A computational framework for derivative-free optimization of cardiovascular geometries

Predictive simulation and optimization-based design tools have great potential to improve the design of surgeries and interventions used in cardiovascular medicine. The present work builds upon recent advances in blood flow simulation capabilities to develop tools for optimization. A framework for coupling optimal shape design to time-accurate three-dimensional blood flow simulations in idealized cardiovascular geometries is presented. The optimization method employed is a tailored version of the surrogate management framework, a method that was developed previously for expensive functions with little or no gradient information. In this method, we employ a derivative-free approach using surrogates for increased efficiency together with mesh adaptive direct search to guarantee convergence to a local minimum.
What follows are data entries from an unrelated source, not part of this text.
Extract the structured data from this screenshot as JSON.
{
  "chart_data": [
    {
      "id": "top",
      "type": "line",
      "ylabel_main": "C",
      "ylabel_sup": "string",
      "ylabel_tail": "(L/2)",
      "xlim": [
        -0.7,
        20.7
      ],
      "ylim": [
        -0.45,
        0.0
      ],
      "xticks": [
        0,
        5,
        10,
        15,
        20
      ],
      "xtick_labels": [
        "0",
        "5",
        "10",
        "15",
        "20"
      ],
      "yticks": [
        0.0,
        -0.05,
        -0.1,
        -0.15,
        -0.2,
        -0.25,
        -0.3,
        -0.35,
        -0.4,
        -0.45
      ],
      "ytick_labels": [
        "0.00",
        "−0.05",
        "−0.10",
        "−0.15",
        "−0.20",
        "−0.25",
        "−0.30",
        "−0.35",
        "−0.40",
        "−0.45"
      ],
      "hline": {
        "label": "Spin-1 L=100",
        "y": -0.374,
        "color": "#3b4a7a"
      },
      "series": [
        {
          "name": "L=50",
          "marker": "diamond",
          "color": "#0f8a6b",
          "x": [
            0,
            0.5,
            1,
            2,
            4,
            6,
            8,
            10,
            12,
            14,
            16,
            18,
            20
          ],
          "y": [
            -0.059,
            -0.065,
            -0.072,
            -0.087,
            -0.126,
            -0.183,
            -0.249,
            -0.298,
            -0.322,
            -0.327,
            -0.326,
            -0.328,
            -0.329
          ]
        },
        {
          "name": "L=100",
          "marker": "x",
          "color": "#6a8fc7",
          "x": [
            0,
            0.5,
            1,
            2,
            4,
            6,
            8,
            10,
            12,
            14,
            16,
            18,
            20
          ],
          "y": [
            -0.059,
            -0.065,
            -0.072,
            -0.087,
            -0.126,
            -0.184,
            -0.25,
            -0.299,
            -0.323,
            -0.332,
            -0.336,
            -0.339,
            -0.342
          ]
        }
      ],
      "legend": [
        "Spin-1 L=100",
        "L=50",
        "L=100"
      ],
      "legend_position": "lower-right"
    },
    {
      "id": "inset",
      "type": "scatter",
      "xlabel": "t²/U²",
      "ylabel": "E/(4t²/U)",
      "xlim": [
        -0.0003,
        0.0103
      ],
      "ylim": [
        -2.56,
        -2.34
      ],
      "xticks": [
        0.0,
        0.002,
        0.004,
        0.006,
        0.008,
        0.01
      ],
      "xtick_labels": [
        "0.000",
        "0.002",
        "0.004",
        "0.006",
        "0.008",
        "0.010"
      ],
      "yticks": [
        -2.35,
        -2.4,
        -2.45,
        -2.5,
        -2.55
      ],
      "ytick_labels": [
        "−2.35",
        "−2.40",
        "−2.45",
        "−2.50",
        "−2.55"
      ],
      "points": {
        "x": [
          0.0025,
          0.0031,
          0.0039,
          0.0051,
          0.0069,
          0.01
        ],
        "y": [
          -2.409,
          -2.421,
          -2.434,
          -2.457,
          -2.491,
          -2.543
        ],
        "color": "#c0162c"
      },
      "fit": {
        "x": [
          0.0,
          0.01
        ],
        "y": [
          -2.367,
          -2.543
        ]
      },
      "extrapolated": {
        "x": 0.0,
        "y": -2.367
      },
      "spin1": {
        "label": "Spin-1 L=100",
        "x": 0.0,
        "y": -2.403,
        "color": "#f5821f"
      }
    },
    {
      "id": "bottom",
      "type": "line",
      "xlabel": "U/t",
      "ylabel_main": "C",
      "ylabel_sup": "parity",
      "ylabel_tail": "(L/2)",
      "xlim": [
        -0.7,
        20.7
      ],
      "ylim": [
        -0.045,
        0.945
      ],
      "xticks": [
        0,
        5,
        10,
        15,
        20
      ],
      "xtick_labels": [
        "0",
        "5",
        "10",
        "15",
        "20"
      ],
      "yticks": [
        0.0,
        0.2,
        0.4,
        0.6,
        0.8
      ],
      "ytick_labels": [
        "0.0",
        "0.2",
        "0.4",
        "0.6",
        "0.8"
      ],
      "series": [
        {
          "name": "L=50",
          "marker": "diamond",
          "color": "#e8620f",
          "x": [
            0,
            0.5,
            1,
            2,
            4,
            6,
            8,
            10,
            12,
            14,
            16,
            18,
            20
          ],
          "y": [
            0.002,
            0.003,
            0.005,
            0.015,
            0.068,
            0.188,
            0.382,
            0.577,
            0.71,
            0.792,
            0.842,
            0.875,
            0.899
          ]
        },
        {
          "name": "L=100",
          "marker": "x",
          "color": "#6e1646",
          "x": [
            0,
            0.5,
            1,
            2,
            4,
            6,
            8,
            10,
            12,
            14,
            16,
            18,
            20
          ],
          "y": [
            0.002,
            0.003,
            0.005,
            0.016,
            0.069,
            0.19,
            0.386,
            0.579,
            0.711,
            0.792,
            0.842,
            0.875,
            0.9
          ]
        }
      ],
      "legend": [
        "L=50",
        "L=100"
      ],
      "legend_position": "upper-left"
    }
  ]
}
The optimization procedure has been fully automated to include the generation and parameterization of three-dimensional solid geometries, mesh generation, finite element flow computation, post processing and optimization. This methodology is demonstrated on three model problems that are representative of typical cardiovascular geometries: a stenosis, a vessel bifurcation modeled on Murray’s law, and an end-to-side anastomosis. These problems are used to illustrate the importance of the choice of cost function and the performance of the optimization algorithm. This framework for treatment optimization will be applicable to a wide range of cardiovascular surgical or catheter-based interventions in future work.